以前、(少し他の連中より毛色の違う)妙な宣教師に見せられた肖像画の南蛮の遊女の胸より遥かに…
しかもそれを4割近くはだけている。
こやつも遊女か?
「女…名はなんと申す?明智のものか?」
「はあ?あんた大丈夫?あたしはあんたのお姉ちゃん!黒田千春!そんであんたは弟の黒田泰年!高校2年の17歳!」
「黒…田?官兵衛の親類か?いずれにせよ違う。ワシは織田三郎信長じゃ。」
あえて、朝廷より賜わりし官位を言わなかったのは何故か。ワシ自身にも判らない。
「え?いやいやいやいや笑あんたガチで頭おかしくなったんじゃないの?ゲームかアニメで徹夜したとか?」
げえむ?いやそんなことはどうでもよい。


「気が違ったと申すか?ワシは至って正気じゃ。それよりあれはなにか?」
わしは先刻の妙な板を指さす。
「何ってパソコンじゃん。てかあんたあたしより詳しいじゃん。キモいくらいに。」
「あれはあのような、鏡で写し取ったが如き絵画を眺める為のものか?」
「ただの待ち受け画面じゃんあれ。てかいろいろできるよ。仕事もメールも…あとネット。
まああんたは主にゲームか動画ばっかりだろうけど。」
「どう…が…?もしやあの精緻な絵が動く様すら見られるとな?」
「そんな当たり前のこと聞いて…ああもうめんどくせえ!さっさとあたしの作ったご飯食べて学校行けって!」
「待て、今少し問いに応えよ!」
先刻からワシが抱いたひとつの考え、それが内奥にて固まりつつあった。
「今は天正何年じゃ?」
「天正?なにそれ?いまは令和12年だけど?だからそれより…」
!!!
元号が替わっている…。
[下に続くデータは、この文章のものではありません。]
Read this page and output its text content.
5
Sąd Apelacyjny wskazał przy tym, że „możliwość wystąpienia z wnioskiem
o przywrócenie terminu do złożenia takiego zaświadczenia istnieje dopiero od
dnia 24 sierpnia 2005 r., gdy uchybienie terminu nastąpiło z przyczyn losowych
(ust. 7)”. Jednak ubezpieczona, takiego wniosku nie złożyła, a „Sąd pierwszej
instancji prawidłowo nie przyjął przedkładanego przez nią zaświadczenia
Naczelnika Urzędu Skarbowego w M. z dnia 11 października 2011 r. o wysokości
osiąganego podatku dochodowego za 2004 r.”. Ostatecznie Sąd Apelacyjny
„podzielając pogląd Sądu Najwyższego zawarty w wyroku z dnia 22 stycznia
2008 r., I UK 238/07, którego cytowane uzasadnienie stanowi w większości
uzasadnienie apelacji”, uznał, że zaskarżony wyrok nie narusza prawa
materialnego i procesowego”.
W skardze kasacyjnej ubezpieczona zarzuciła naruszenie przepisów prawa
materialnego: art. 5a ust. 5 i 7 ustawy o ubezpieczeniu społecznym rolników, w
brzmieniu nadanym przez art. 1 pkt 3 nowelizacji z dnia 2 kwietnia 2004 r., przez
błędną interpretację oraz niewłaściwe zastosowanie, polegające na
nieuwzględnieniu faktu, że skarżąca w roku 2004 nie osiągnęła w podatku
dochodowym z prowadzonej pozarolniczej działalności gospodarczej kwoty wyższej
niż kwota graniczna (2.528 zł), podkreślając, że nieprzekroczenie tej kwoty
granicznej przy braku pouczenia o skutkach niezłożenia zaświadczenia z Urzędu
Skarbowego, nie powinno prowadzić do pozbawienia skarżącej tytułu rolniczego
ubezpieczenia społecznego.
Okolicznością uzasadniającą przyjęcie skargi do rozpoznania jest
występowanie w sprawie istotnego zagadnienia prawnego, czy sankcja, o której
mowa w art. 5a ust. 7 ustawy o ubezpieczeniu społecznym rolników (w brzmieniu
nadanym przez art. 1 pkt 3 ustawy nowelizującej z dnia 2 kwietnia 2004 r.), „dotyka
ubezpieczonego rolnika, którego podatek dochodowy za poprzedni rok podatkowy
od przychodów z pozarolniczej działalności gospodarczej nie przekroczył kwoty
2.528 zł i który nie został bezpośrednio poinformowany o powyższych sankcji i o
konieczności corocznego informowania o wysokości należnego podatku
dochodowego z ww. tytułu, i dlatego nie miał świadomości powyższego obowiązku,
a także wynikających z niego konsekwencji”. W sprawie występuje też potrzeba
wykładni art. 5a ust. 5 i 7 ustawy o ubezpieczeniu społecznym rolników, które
しかも十二年前に!?帝がいつの間にか譲位したとか、もはやそうした段階の話ではない。やはり…
どうする、この女にも判る暦を…そうか、南蛮の。
「ホラ早く!あたしも今日デートなんだから!」
「あと一つだけじゃ、ワシは千五百…そうおおよそ八十年頃を生きておるつもりであった。
今は何年じゃ?」
「ああ西暦ってこと?だったら2030年だけど?あーくそ付き合いきれねえ!」


「・・・・・・・・・!!!!!」


なんたること。
輪廻転生なぞ信じなかったが、実際ワシは450年後の世に放り込まれ、しかも全く関りの無い青年?の肉体に憑依してしまったのだ…。